The Agent Experience
The lean envelope default is transparent for agents that only need write confirmation. The agent calls a create or update operation and receives a small response confirming success, the new object's ID and URL, and the continuation token if the full object is needed later.
Provisioning workflow example:
An agent creating 60 devices in a network automation session:
- Write call returns
{accepted: 60, failed: 0, status_code: 201, data_size: 43190, continuation_token: "..."}— approximately 24 tokens - Agent confirms success and moves to the next step (IP assignment, VLAN configuration)
- If any device record needs inspection, the continuation token retrieves it without a second write
Without write-path filtering, the same call returns the full serialized echo of all 60 devices — approximately 10,798 tokens — before the agent has done anything with the result. A multi-step provisioning session of four or five such operations would consume tens of thousands of context tokens from echoes alone.

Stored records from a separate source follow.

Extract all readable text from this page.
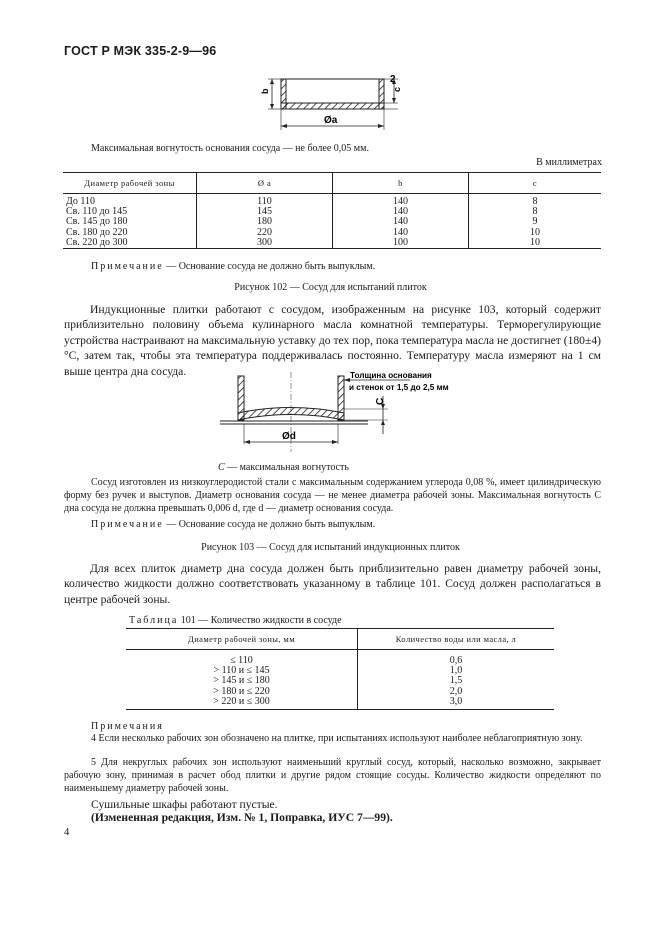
ГОСТ Р МЭК 335-2-9—96
b
2
c
Øa
Максимальная вогнутость основания сосуда — не более 0,05 мм.
В миллиметрах
Диаметр рабочей зоны	Ø a	b	c
До 110	110	140	8
Св. 110 до 145	145	140	8
Св. 145 до 180	180	140	9
Св. 180 до 220	220	140	10
Св. 220 до 300	300	100	10
Примечание — Основание сосуда не должно быть выпуклым.
Рисунок 102 — Сосуд для испытаний плиток
Индукционные плитки работают с сосудом, изображенным на рисунке 103, который содержит приблизительно половину объема кулинарного масла комнатной температуры. Терморегулирующие устройства настраивают на максимальную уставку до тех пор, пока температура масла не достигнет (180±4) °С, затем так, чтобы эта температура поддерживалась постоянно. Температуру масла измеряют на 1 см выше центра дна сосуда.	Толщина основания
и стенок от 1,5 до 2,5 мм
C
Ød
C — максимальная вогнутость
Сосуд изготовлен из низкоуглеродистой стали с максимальным содержанием углерода 0,08 %, имеет цилиндрическую форму без ручек и выступов. Диаметр основания сосуда — не менее диаметра рабочей зоны. Максимальная вогнутость C дна сосуда не должна превышать 0,006 d, где d — диаметр основания сосуда.
Примечание — Основание сосуда не должно быть выпуклым.
Рисунок 103 — Сосуд для испытаний индукционных плиток
Для всех плиток диаметр дна сосуда должен быть приблизительно равен диаметру рабочей зоны, количество жидкости должно соответствовать указанному в таблице 101. Сосуд должен располагаться в центре рабочей зоны.
Таблица 101 — Количество жидкости в сосуде
Диаметр рабочей зоны, мм	Количество воды или масла, л
≤ 110	0,6
> 110 и ≤ 145	1,0
> 145 и ≤ 180	1,5
> 180 и ≤ 220	2,0
> 220 и ≤ 300	3,0
Примечания
4 Если несколько рабочих зон обозначено на плитке, при испытаниях используют наиболее неблагоприятную зону.
5 Для некруглых рабочих зон используют наименьший круглый сосуд, который, насколько возможно, закрывает рабочую зону, принимая в расчет обод плитки и другие рядом стоящие сосуды. Количество жидкости определяют по наименьшему диаметру рабочей зоны.
Сушильные шкафы работают пустые.
(Измененная редакция, Изм. № 1, Поправка, ИУС 7—99).
4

The 60-device measurement represents a 99.8% token reduction from the full echo to the lean envelope. At larger bulk sizes, the saving grows proportionally — the lean envelope is a constant size regardless of how many objects were written.
Relationship to @mcp_heavy
@mcp_light and @mcp_heavy address opposite ends of the same problem:
@mcp_heavyhandles read-path response bloat: list responses where the result size is unknown at call time@mcp_lighthandles write-path response bloat: echo responses where the agent already provided the data
The continuation token mechanism is shared: both features cache large responses server-side and return a token the agent can use to retrieve the full result. The cache infrastructure is the same; only the trigger differs. (@mcp_heavy IS a real decorator that the host app applies to a tool; @mcp_light is a feature name only — it is package-level and applies automatically with no decorator to import.)

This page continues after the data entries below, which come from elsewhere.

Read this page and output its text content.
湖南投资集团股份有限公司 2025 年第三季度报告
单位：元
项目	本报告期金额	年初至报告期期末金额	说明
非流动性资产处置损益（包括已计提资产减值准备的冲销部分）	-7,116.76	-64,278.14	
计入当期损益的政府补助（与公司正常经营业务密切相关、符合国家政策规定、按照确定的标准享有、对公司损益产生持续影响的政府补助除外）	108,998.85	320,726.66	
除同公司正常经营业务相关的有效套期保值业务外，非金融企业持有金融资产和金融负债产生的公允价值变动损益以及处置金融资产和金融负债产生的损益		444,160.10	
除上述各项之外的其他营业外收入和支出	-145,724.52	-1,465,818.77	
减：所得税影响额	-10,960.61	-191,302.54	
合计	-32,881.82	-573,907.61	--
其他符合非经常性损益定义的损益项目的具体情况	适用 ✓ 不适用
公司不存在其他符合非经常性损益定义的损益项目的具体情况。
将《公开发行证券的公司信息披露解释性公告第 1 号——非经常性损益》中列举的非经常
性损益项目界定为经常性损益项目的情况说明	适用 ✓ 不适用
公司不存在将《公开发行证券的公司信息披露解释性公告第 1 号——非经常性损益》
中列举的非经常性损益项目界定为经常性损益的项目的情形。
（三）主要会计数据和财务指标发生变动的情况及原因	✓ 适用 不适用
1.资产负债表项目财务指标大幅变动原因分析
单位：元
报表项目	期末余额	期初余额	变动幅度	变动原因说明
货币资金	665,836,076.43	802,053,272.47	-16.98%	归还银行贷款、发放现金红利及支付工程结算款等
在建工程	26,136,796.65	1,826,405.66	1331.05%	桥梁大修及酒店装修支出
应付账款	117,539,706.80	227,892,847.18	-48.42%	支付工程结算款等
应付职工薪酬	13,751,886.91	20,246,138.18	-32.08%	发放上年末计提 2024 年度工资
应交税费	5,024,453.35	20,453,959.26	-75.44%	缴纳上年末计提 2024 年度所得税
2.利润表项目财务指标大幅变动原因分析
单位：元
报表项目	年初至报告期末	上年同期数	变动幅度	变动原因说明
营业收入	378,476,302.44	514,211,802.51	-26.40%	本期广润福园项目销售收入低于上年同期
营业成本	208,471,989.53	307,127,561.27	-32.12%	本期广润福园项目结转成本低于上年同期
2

If a custom action both reads and writes and the read path is decorated with @mcp_heavy, @mcp_heavy takes precedence. Write-path lean envelope behavior applies only on pure write paths where @mcp_heavy is not in effect.
See Read-Response Filtering for the @mcp_heavy guide.

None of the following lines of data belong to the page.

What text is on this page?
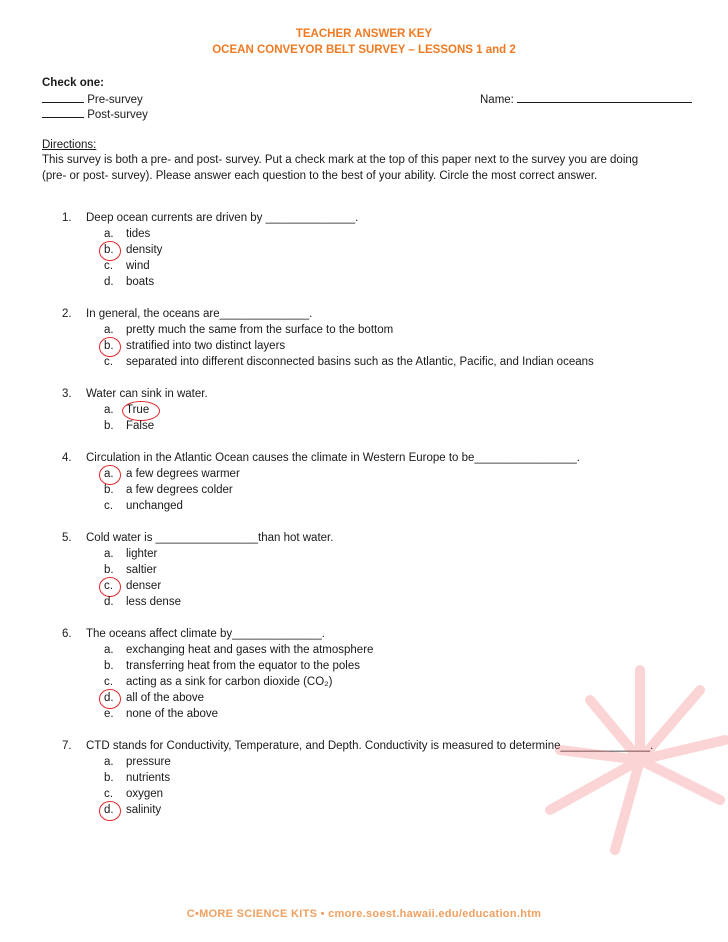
TEACHER ANSWER KEY
OCEAN CONVEYOR BELT SURVEY – LESSONS 1 and 2
Check one:
Pre-survey
Post-survey
Name:
Directions:
This survey is both a pre- and post- survey. Put a check mark at the top of this paper next to the survey you are doing
(pre- or post- survey). Please answer each question to the best of your ability. Circle the most correct answer.
1. Deep ocean currents are driven by ______________.
a. tides
b. density
c. wind
d. boats
2. In general, the oceans are______________.
a. pretty much the same from the surface to the bottom
b. stratified into two distinct layers
c. separated into different disconnected basins such as the Atlantic, Pacific, and Indian oceans
3. Water can sink in water.
a. True
b. False
4. Circulation in the Atlantic Ocean causes the climate in Western Europe to be________________.
a. a few degrees warmer
b. a few degrees colder
c. unchanged
5. Cold water is ________________than hot water.
a. lighter
b. saltier
c. denser
d. less dense
6. The oceans affect climate by______________.
a. exchanging heat and gases with the atmosphere
b. transferring heat from the equator to the poles
c. acting as a sink for carbon dioxide (CO₂)
d. all of the above
e. none of the above
7. CTD stands for Conductivity, Temperature, and Depth. Conductivity is measured to determine______________.
a. pressure
b. nutrients
c. oxygen
d. salinity
C•MORE SCIENCE KITS • cmore.soest.hawaii.edu/education.htm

Summary: Default Behavior and Opt-In
| Scenario | Default behavior | Override |
|---|---|---|
| Single create/update | Lean envelope (id, url, name, status_code, data_size, continuation_token) |
verify=True for full inline response |
| Bulk create/update | Lean envelope (accepted, failed, status_code, data_size, continuation_token) |
verify=True for full inline response |
| Delete | Lean envelope (id, deleted, status_code) |
No override needed; delete echoes are not large |
| Read/list | Unaffected — @mcp_light does not apply |
N/A |
| Extra fields in envelope | Standard fields only | Add mcp_light_key to serializer Meta |
| Full object after write | Retrieve via continuation token | verify=True for inline receipt |
The defaults are designed to be correct for the common case — bulk and sequential writes in agent workflows — without any agent configuration. The opt-ins exist for the cases where the full response is genuinely needed.
Document maintained alongside the frisian-mcp source. See ADR 004 for the architectural decision record.